Chair Yoga While Traveling
Have you ever been at the airport, on a plane or a bus and felt like you really needed to stretch? You start wishing you could just get where you’re going to do some yoga to ease that stiff back or those tight shoulders. Well, there’s good news: you don’t have to wait! With some creativity and modifications you can always practice yoga. “If you can breathe you can do yoga,” says the yoga master Krishnamacharya.
Here are some “chair yoga” ideas you can use on a plane, train, or bus (or at your desk, in a wheelchair …):
Sitting Mountain Meditation
1. As a starting point, sitting tall yet relaxed is the key to many meditation postures and breathing exercises (pranayama). Then simply become aware of your body sitting, allowing a natural stretch in your spine and feeling your lower body release downward and as your spine lengthens upwards.
2. Next, begin to simply observe your breath just as it is, without any effort or strain. This may take a little while, but the result is naturally calming. Keep bringing your focus back to your breath.
3. You can then add a basic breathing exercise: inhale slowly for 3 counts, then exhale slowly for 3 counts. Continue for a few rounds, possibly adding a stress-free 1-3 count pause in between each inhale and exhale. As you settle in, you can try 4 counts, then 5. The important thing is not to force anything.
4. You can also add a mantra, such as “so hum,” (meaning “I am”) or simply OM. Add the mantra silently inside yourself as you inhale and again as you exhale. Mantras calm and help focus the mind adding benefit to your breathing exercise.
Upward Hand Pose
Wherever you are sitting right now, try this re-energizing 1-minute yoga break.

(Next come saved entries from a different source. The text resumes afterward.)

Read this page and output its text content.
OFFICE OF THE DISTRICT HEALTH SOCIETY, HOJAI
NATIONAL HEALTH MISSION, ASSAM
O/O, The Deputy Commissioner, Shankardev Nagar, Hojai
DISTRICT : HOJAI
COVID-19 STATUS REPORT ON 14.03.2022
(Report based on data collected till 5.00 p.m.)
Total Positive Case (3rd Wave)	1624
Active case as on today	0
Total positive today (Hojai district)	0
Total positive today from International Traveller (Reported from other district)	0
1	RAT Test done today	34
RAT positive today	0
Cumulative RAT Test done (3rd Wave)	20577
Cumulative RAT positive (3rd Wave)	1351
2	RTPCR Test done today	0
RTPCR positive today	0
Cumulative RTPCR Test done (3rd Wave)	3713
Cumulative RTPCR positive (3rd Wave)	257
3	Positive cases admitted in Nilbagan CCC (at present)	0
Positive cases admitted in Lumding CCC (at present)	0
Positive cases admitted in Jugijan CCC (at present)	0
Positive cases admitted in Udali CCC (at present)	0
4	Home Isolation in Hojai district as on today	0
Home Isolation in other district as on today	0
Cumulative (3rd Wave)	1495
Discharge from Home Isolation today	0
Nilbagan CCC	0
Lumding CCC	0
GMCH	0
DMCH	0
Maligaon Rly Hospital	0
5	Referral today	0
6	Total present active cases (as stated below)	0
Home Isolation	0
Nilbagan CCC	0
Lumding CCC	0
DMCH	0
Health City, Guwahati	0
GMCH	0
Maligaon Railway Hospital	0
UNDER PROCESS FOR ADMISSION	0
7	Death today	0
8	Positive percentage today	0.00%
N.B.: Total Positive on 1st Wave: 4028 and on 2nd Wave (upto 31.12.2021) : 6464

1. Inhale and lift your arms up overhead. Exhale as you lower your arms. Stay aware of your lower body’s connection with the seat and move slowly.
2. Repeat 5-10 times or hold the arms overhead for 3-5 slow, deep breaths, then exhale as you lower them.

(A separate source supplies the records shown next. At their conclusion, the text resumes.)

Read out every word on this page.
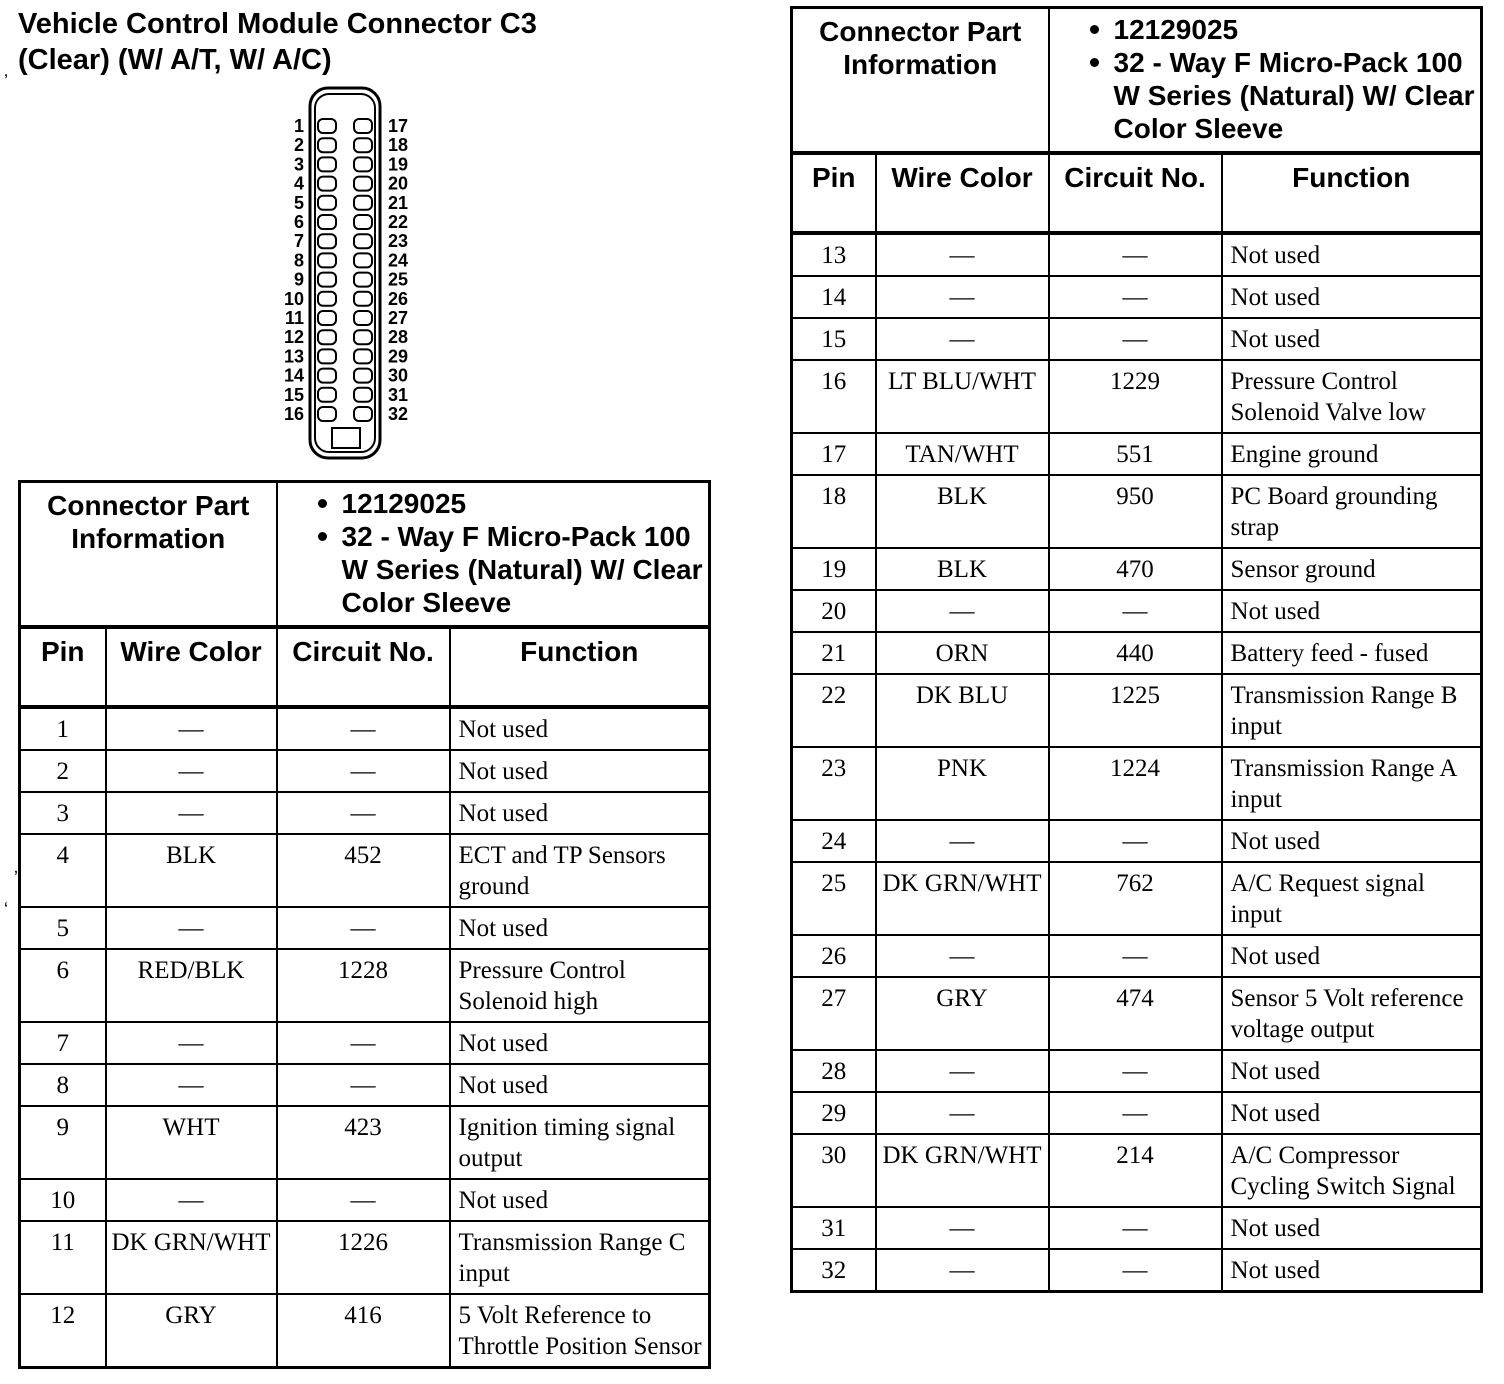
Vehicle Control Module Connector C3
(Clear) (W/ A/T, W/ A/C)
‚
ʼ
ʻ
1
2
3
4
5
6
7
8
9
10
11
12
13
14
15
16
17
18
19
20
21
22
23
24
25
26
27
28
29
30
31
32
Connector Part Information		12129025
32 - Way F Micro-Pack 100 W Series (Natural) W/ Clear Color Sleeve	

Pin	Wire Color	Circuit No.	Function
1	—	—	Not used
2	—	—	Not used
3	—	—	Not used
4	BLK	452	ECT and TP Sensors ground
5	—	—	Not used
6	RED/BLK	1228	Pressure Control Solenoid high
7	—	—	Not used
8	—	—	Not used
9	WHT	423	Ignition timing signal output
10	—	—	Not used
11	DK GRN/WHT	1226	Transmission Range C input
12	GRY	416	5 Volt Reference to Throttle Position Sensor
Connector Part Information		12129025
32 - Way F Micro-Pack 100 W Series (Natural) W/ Clear Color Sleeve	

Pin	Wire Color	Circuit No.	Function
13	—	—	Not used
14	—	—	Not used
15	—	—	Not used
16	LT BLU/WHT	1229	Pressure Control Solenoid Valve low
17	TAN/WHT	551	Engine ground
18	BLK	950	PC Board grounding strap
19	BLK	470	Sensor ground
20	—	—	Not used
21	ORN	440	Battery feed - fused
22	DK BLU	1225	Transmission Range B input
23	PNK	1224	Transmission Range A input
24	—	—	Not used
25	DK GRN/WHT	762	A/C Request signal input
26	—	—	Not used
27	GRY	474	Sensor 5 Volt reference voltage output
28	—	—	Not used
29	—	—	Not used
30	DK GRN/WHT	214	A/C Compressor Cycling Switch Signal
31	—	—	Not used
32	—	—	Not used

3. Sit and relax for a few moments after.
Benefits: This energizes the body, stretches the spine and waist, and increases mobility to the shoulder joint.
Seated Spinal Twist (Ardha Matsyendrasana)

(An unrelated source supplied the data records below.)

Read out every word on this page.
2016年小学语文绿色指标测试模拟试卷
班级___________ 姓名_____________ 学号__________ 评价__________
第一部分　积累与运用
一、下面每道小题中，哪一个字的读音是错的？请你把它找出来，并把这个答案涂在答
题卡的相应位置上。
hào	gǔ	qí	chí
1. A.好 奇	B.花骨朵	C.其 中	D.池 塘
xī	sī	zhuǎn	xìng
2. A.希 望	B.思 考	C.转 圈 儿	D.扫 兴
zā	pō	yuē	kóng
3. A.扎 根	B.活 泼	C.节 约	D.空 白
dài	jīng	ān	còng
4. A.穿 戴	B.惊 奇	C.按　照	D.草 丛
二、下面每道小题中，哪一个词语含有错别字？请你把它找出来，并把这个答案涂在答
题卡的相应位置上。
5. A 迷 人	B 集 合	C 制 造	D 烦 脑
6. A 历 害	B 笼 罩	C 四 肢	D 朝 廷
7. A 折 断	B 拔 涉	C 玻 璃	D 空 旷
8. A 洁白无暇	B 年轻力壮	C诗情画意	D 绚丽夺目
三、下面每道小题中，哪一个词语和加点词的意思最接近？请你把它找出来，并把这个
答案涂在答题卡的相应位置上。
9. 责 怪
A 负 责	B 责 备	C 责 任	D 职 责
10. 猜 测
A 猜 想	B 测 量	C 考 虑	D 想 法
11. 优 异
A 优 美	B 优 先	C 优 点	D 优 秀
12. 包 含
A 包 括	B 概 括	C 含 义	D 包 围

1. Sit tall and away from the back of your chair or seat on the plane. Cross your legs fully or just the ankles.
2. Inhale slowly. Exhale as you twist to one side. Keep the head centered over your spine and twist gently and evenly throughout the entire spine.
3. Hold for 1-3 slow, deep breaths or as long as comfortable.
Benefits: Twists release back tension, help the digestive organs, and calm the nervous system. They also increase spinal flexibility.
Precautions: If pregnant, for all twists, do not twist through the torso (belly). Twist only from the area above the ribcage (all trimesters). For whiplash or neck pain, keep the head facing forward or as comfortable.
Arrival Recuperation/Legs Up on a Chair
1. Sit down on the floor with the side of your body facing the chair front. Lower yourself down to your elbows then onto your back, using your hands and arms to support you.
2. Then bring the legs up on the chair. Place the hands about one foot from the hips with the palms facing up towards the sky. Keep the head centered over the spine.
3. Close your eyes and enjoy some slow, deep breathing. Relax your body and mind, settle in, and let go. Stay in the posture for 3 to 5 minutes, or longer if you are comfortable.
4. To come out lower the knees to the chest and pause. Then roll to one side and pause again. Use your arms to come up to sitting. (You can use the support of the chair if you need as well.) Slowly let the head come up last and sit quiet for a few movements and meditate on the breath. Observe the calm that this posture creates.
Benefits: This posture eases the low back, balances the body’s energy, and is said to help alleviate jetlag and insomnia.
Remember, yoga IS for everyone! So go ahead: stay seated and do some yoga today. Inhale, sit tall, exhale, relax.